Odwróciła się i zobaczyła stojącego tuż za nią Zetsu. Twarz chłopaka, zaopatrzona w muchołówkę, wyglądała dosyć przerażająco w półmroku zielarni.

-Po co ci to? - zapytał. - I co tu w ogóle robisz?

-Głowa mnie boli - przyznała. - A na to najlepszy jest omnis. Mój się skończył, a skoro tutaj jest zielarnia...
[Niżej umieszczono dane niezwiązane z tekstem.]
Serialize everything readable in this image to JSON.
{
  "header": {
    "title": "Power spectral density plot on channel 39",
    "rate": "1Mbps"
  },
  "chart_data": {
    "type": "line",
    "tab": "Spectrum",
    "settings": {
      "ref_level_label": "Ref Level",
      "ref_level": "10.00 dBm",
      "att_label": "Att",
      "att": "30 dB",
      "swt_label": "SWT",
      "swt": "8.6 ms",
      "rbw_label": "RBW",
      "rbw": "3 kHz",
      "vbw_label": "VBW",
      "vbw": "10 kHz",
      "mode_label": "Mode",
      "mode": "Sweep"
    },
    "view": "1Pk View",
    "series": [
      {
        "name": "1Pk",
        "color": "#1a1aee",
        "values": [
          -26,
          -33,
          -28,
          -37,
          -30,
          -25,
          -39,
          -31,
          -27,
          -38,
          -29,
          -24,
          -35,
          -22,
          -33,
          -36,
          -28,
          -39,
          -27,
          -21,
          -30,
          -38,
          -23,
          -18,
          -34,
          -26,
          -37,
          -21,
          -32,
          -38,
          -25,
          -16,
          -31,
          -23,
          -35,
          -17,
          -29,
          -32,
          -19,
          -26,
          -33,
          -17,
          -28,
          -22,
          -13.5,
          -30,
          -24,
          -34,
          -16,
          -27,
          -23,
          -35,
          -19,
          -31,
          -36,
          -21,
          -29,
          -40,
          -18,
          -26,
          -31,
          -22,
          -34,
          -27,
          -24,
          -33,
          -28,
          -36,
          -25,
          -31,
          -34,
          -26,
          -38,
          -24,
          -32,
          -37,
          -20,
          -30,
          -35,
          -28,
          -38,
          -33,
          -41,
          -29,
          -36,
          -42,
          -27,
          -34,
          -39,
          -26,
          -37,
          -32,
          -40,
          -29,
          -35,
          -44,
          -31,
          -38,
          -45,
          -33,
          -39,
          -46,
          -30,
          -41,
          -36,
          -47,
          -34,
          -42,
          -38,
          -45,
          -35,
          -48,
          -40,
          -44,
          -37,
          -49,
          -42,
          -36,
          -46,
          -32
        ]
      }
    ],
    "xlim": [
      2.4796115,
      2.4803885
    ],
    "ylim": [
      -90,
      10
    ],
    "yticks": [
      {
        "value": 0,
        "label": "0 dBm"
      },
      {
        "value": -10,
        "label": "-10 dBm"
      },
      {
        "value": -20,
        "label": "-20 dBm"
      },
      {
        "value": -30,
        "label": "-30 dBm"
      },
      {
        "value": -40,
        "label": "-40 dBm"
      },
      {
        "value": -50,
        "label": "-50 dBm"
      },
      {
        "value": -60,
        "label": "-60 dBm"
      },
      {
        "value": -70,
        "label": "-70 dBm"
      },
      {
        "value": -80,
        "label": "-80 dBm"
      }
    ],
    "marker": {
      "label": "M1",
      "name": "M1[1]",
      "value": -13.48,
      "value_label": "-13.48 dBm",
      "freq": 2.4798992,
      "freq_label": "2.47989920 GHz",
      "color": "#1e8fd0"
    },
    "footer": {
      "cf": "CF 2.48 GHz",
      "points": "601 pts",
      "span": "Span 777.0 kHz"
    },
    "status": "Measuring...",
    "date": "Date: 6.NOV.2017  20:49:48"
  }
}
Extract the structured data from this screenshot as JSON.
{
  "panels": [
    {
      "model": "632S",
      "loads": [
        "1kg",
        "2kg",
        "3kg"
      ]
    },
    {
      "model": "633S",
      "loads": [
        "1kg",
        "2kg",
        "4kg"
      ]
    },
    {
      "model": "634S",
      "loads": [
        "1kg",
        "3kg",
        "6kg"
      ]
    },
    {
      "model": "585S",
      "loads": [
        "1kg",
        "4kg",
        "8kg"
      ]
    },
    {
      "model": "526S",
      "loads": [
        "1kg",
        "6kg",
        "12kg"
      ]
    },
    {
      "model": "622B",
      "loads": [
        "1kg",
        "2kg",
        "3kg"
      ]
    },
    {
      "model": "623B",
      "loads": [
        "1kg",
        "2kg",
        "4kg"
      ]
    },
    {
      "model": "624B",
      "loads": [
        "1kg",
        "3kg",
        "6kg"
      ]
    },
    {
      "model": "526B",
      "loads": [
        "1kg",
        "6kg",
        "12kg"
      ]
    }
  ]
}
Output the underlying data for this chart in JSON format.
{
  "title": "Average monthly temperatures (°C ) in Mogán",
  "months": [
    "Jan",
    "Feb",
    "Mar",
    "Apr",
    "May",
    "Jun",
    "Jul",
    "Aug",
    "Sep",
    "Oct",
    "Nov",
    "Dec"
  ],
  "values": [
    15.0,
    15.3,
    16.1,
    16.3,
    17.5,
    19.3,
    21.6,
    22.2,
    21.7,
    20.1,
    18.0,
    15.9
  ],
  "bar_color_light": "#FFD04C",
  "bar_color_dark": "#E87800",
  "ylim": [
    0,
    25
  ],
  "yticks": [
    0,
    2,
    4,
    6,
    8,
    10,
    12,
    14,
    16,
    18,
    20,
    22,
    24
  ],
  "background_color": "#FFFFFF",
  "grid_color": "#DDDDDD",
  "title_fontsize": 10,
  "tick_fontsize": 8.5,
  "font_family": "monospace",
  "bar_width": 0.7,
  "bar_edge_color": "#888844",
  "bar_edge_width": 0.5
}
-Nie boisz się? - zapytał.

-Czego? - rzuciła.

Wskazał na ziemię pod jej nogami, gdzie wiły się pulsujące pnącza o czarnym kolorze.

-Dusiec? - zapytała, uśmiechając się. - Jeśli go nie będę drażnić, nic mi nie zrobi.

-A to? - podsunął, wskazując ponad jej głową.

-Muchołówka altanówka - powiedziała spokojnie, patrząc na rozdziwiajacą się ponad nią paszczę rośliny. - Poluje na owady, nie ludzi.

-Znasz się - zauważył.

-Jak widać warto - odpowiedziała mu.

-Moje drzwi cię tu wpuściły - poinformował ją. - A one nie przepuszczają byle kogo. Jak widać, się nie pomyliły. Możesz brać stąd co zechcesz.

Zniknął zanim zdążyła mu za to podziękować. Szarooka wzruszyła ramionami i zerwała kwiat omnisa. Wyszła z zielarni, po drodze rozkoszując się zapachem kwiatów. Drzwi otworzyły się przed nią same i same się zamknęły. Kat włożyła kwiat do ust i zaczęła go przeżuwać. Po chwili ból minął, ale dziewczyna nie chciała jeszcze wypluwać rośliny, za bardzo lubiła jej smak. Weszła do kuchni, gdzie już siedziało dwie osoby - Kisame i Itachi.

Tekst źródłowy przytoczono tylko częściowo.